A Vienne[1], celui qu’on appelait le « Baron de la guerre, » par opposition au « Prince de la paix » de Madrid, ne désespérait pas encore, sinon d’écraser la République, au moins de tirer de la Révolution française des avantages aussi grands que ceux qu’il avait tirés des révolutions de Pologne. La cour et la ville, qu’il « redoutait plus que toute la fureur de l’ennemi, » inclinaient aux accommodemens, par mollesse et par incapacité de vouloir quoi que ce fût, avec suite, même leur propre salut.
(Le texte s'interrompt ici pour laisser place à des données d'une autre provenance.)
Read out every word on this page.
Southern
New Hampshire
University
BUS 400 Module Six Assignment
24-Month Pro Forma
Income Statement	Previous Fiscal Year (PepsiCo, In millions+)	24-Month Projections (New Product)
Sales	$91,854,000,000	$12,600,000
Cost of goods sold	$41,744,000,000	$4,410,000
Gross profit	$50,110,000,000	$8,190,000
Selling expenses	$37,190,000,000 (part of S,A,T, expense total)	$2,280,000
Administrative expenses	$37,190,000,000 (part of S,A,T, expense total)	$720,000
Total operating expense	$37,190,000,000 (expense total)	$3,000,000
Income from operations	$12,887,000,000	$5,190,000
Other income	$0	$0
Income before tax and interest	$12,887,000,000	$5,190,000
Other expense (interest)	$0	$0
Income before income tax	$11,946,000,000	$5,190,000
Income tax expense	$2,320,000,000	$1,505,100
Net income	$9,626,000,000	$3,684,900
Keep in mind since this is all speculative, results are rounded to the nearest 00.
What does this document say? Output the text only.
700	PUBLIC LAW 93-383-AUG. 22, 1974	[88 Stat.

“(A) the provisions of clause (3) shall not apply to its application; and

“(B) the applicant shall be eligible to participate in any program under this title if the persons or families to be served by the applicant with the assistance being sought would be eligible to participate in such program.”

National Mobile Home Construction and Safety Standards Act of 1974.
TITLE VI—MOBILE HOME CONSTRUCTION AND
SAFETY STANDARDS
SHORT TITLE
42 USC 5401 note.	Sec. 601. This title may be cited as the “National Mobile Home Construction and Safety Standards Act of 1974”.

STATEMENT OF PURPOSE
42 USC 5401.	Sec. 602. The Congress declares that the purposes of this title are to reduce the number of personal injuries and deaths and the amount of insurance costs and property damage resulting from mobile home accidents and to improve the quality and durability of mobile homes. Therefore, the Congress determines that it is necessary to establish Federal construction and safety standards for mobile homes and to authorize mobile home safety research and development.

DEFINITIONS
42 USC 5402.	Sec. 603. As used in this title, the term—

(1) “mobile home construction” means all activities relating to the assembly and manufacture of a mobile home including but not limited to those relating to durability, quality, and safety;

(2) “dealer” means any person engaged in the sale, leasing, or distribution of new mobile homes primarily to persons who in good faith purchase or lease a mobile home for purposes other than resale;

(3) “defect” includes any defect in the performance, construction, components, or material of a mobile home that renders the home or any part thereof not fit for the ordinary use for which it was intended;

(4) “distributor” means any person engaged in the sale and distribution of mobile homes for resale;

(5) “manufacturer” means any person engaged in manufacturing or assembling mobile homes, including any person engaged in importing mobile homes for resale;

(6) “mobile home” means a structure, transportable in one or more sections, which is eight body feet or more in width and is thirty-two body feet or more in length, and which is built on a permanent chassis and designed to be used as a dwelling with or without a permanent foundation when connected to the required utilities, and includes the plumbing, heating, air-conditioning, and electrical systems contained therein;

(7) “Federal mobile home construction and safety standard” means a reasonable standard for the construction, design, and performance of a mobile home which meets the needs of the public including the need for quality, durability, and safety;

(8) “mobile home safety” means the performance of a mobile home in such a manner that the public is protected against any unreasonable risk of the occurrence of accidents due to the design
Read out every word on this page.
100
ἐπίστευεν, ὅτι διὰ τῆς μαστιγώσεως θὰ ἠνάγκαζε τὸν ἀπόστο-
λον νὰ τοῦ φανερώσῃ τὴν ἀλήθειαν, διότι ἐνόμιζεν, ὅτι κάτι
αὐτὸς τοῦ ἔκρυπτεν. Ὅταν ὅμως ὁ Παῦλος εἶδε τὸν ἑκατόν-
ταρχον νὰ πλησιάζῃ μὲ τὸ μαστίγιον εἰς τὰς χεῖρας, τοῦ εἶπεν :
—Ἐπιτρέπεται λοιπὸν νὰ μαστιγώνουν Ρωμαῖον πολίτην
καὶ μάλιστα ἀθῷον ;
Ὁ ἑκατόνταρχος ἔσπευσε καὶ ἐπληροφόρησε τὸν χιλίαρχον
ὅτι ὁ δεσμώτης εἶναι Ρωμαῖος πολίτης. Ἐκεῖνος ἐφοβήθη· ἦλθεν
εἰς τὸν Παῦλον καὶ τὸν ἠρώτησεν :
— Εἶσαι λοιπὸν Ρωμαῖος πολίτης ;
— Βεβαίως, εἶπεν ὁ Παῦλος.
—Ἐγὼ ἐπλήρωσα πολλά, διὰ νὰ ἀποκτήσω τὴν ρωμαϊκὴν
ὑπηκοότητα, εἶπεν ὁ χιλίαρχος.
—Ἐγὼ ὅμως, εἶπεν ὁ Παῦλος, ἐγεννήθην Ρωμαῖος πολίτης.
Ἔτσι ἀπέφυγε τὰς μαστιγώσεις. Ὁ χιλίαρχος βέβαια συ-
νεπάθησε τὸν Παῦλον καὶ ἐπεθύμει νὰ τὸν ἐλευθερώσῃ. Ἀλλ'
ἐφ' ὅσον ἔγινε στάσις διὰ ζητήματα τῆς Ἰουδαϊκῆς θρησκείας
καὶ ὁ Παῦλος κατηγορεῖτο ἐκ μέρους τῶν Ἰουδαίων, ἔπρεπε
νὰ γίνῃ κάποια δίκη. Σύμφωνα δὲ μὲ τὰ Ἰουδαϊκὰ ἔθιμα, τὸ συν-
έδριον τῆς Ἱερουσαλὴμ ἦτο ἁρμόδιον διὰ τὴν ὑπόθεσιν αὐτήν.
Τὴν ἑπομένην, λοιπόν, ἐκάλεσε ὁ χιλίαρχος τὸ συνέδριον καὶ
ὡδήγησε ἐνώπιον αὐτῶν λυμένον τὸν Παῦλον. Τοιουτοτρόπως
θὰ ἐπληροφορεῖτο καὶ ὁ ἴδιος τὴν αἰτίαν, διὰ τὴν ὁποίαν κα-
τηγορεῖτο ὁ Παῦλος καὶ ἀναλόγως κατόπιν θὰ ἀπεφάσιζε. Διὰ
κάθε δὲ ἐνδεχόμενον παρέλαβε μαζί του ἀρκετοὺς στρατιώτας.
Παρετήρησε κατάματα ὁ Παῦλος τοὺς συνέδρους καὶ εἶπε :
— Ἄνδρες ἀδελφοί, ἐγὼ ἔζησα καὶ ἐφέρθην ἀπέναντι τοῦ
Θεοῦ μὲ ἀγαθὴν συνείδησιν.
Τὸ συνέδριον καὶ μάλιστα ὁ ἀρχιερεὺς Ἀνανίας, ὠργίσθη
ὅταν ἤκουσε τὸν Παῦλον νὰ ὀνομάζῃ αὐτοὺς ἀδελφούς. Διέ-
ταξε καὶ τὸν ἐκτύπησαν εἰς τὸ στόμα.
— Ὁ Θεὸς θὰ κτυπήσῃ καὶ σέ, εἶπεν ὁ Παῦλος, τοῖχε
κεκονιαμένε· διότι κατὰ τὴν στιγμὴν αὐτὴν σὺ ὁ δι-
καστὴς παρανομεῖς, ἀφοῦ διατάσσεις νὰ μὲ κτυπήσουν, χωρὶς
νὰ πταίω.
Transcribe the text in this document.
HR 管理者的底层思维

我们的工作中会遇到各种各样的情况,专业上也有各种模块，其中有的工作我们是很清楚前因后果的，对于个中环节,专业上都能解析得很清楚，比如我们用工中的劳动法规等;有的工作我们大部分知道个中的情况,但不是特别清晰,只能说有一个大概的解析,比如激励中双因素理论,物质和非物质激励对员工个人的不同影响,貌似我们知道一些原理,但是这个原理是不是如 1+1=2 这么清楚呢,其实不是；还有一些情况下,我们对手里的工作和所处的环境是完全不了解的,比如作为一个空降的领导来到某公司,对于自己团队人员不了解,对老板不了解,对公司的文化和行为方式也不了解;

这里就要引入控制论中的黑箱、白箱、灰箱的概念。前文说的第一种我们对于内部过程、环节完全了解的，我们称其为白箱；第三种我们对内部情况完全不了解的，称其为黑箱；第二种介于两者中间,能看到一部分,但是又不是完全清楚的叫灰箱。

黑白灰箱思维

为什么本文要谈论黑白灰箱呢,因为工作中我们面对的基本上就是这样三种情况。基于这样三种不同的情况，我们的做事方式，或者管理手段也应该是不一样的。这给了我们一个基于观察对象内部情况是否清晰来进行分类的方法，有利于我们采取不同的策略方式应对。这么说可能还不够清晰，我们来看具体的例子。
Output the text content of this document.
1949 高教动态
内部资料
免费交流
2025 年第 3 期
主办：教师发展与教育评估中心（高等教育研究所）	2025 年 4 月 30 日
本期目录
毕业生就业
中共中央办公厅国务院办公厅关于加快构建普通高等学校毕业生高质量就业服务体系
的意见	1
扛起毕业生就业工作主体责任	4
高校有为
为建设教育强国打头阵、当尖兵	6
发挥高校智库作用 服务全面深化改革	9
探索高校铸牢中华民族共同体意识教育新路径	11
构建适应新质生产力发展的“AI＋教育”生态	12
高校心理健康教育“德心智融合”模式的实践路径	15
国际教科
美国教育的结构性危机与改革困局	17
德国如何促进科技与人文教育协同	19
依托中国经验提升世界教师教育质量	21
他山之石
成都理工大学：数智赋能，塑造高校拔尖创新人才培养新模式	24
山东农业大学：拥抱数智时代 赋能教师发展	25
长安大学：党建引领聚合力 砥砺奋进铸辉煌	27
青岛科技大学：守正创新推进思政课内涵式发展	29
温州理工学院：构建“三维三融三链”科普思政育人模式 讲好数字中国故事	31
Thugut se disait que, si on laissait faire Bonaparte, ce général aurait bientôt une armée de cent mille hommes et révolutionnerait toute l’Italie ; on ne pourrait plus l’en déloger. Il croyait possible, par un nouvel effort, de rompre le charme et de tourner en déroute ces victoires qu’il estimait, comme on l’avait longtemps fait à Vienne de celles de Frédéric, des victoires d’aventure et des méprises du hasard, il envoya le 5 décembre à Allvintzi l’ordre de reprendre la campagne et de la pousser avec toute son énergie. Il professait, du reste, le plus profond mépris pour les gouvernemens d’Italie : la conduite impolitique « incohérente, inepte, déshonorante, » de la cour de Naples ; l’équivoque de la neutralité de Venise ; l’inconsistance, la poltronnerie de Rome : « Ces messieurs… voudraient tout uniment que Sa Majesté combattît pour tous, les défendît tous, sans qu’il leur coûtât rien, lorsque par leur imprudence et leur couardise, ils ont gâté leurs propres affaires… » L’Autriche se défendra elle-même, elle les défendra par ricochet, ils la paieront, en écus, si les Français leur en ont laissé, enterre, dans tous les cas. Thugut ne distingue point entre la terre sacrée du Saint-Siège et la terre profane de Venise. Toutes seront également bonnes à prendre et à garder : « Pourvu qu’Allvintzi continue à avoir quelque succès, j’espère avec

  1. Sybel, Histoire de l’Europe pendant la Révolution, trad. française, t. IV, liv. III, Leoben ; Vivenot, Thugut, Clerfayt ; Correspondance de Thugut avec Colloredo ; Bailleu, Preussen und Frankreich von 1795 bis 1807, t. I ; Mémoires de Marmont, de Chaptal, de Landrieux ; Artaud, Vie de Pie VI ; Séché, les Origines du Concordat ; Trolard, De Montenotte à Arcole, de Rivoli à Magenta ; Bonnal, Chute d’une république.